The still-bleeding Aspen volunteer is curious about the new reader in the lobby. The tall hippie girl is on the couch; she doesn’t look up from Adam’s novel as Adam walks by. Jerome B. Wheeler gives Adam a salutation as Adam passes through the lobby. Adam pauses to bow, showing his respect for Wheeler.

Up the volume on Ian and Sylvia’s “Four Strong Winds,” as Otto and Billy come through the lobby, followed by two luggage carts and two cowboy porters.

INT. FRONT DESK, HOTEL JEROME. CONTINUOUS.

Adam and the two bodyguards are checking out at the same time—cowboy porters coming and going, as Ian and Sylvia keep singing.

ADAM (V.O.)

The Hotel Jerome is real—it’s a great hotel.

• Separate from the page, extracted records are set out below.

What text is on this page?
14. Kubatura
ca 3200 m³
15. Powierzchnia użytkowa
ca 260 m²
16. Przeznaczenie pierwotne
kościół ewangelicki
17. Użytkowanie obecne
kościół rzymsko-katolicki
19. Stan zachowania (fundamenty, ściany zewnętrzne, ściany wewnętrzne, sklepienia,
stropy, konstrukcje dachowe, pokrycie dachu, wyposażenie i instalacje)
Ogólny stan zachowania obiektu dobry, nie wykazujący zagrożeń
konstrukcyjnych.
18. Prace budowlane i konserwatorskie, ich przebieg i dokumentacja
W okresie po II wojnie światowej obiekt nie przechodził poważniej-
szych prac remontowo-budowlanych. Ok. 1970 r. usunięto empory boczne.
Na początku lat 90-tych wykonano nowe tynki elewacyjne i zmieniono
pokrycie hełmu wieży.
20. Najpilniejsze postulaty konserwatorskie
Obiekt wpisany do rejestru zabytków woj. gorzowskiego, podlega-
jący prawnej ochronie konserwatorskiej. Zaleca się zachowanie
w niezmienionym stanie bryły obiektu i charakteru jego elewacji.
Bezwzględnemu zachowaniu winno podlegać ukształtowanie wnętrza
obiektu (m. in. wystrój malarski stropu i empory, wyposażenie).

If you ever go to Aspen, you should stay at the Jerome, if you can afford it.

EXT. ENTRANCE, HOTEL JEROME, E. MAIN. CONTINUOUS.

An army of cowboy doormen and porters is loading the Jerome van, as Otto and Billy and Adam wait together. The three of them are talking to one another, but we don’t hear what they’re saying—only “Four Strong Winds,” now fading, and Adam’s voice-over.

ADAM (V.O.)

It seemed suitable that my father’s bodyguards and I would share a van to the airport. We had more in common than our flying away from Aspen and our experience at the Jerome.

INT. HOTEL JEROME VAN, THE FIRST ROW OF BACKSEATS. CONTINUOUS.

Billy gets in the sliding door first, slipping across the seat to the spot behind THE DRIVER. Adam gets in, expecting Otto will choose the second row of backseats for himself, but Otto crams himself into the same row of seats with Billy and Adam—squeezing Adam between the bodyguards.

In the front seat of the van, the driver adjusts his rearview mirror. We see Billy’s face first; tears stream down Billy’s cheeks. Then we see Otto’s big face—he is sobbing. Last, the mirror shows us Adam—he’s crying, too.

ADAM (V.O.)

We had all lost someone important to us—someone who, for different reasons, had always been separated from us, someone we understood only at a distance. Yet my father’s importance to us—as removed from us as Paul Goode was—would be irreplaceable.

A WIDER ANGLE: on their three faces as the van lurches ahead.

FADE OUT “Four Strong Winds” as the Jerome recedes from view.

50. EM AS ISHMAEL

I heard about the snowstorm in the Northeast at the Aspen airport. My Chicago connection would be canceled. To Albany, or to Hartford—it doesn’t matter that I don’t remember. I wasn’t going to get back to Vermont from Chicago—that was clear. I decided to fly from Denver to New York. I knew Em was at the snowshoer’s pied-à-terre on East Sixty-fourth Street. It was her apartment now.

I called Molly from the Denver airport. I thought the old ski patroller would know everything about the snowstorm, but she didn’t care about it. “It’s just snow, Kid. By the way, we’re done hearing from Jasmine,” she told me.

A nurse at a home for assisted living in New York had called Molly. (The nurse was calling all the numbers Jasmine called most frequently.) Jasmine had passed away peacefully in her sleep, the nurse wanted Molly to know. “I told the nurse I was sorry about the peacefully part,” the old patroller said.

I called Grace from Denver, too. Given the good bookstore in Manchester, Grace had already bought a new copy of My Father’s Dragon. Grace said she would read Matthew the last two chapters while I was in New York, waiting out the snowstorm in New England. Em had delivered her novel—“based on her life with Nora,” as Grace put it. I thought her life with Nora was a vague way for Em’s publisher to describe the novel. This meant Em and Grace couldn’t agree on a title, I was thinking. “Em sent two copies, one for you,” was all Grace would say.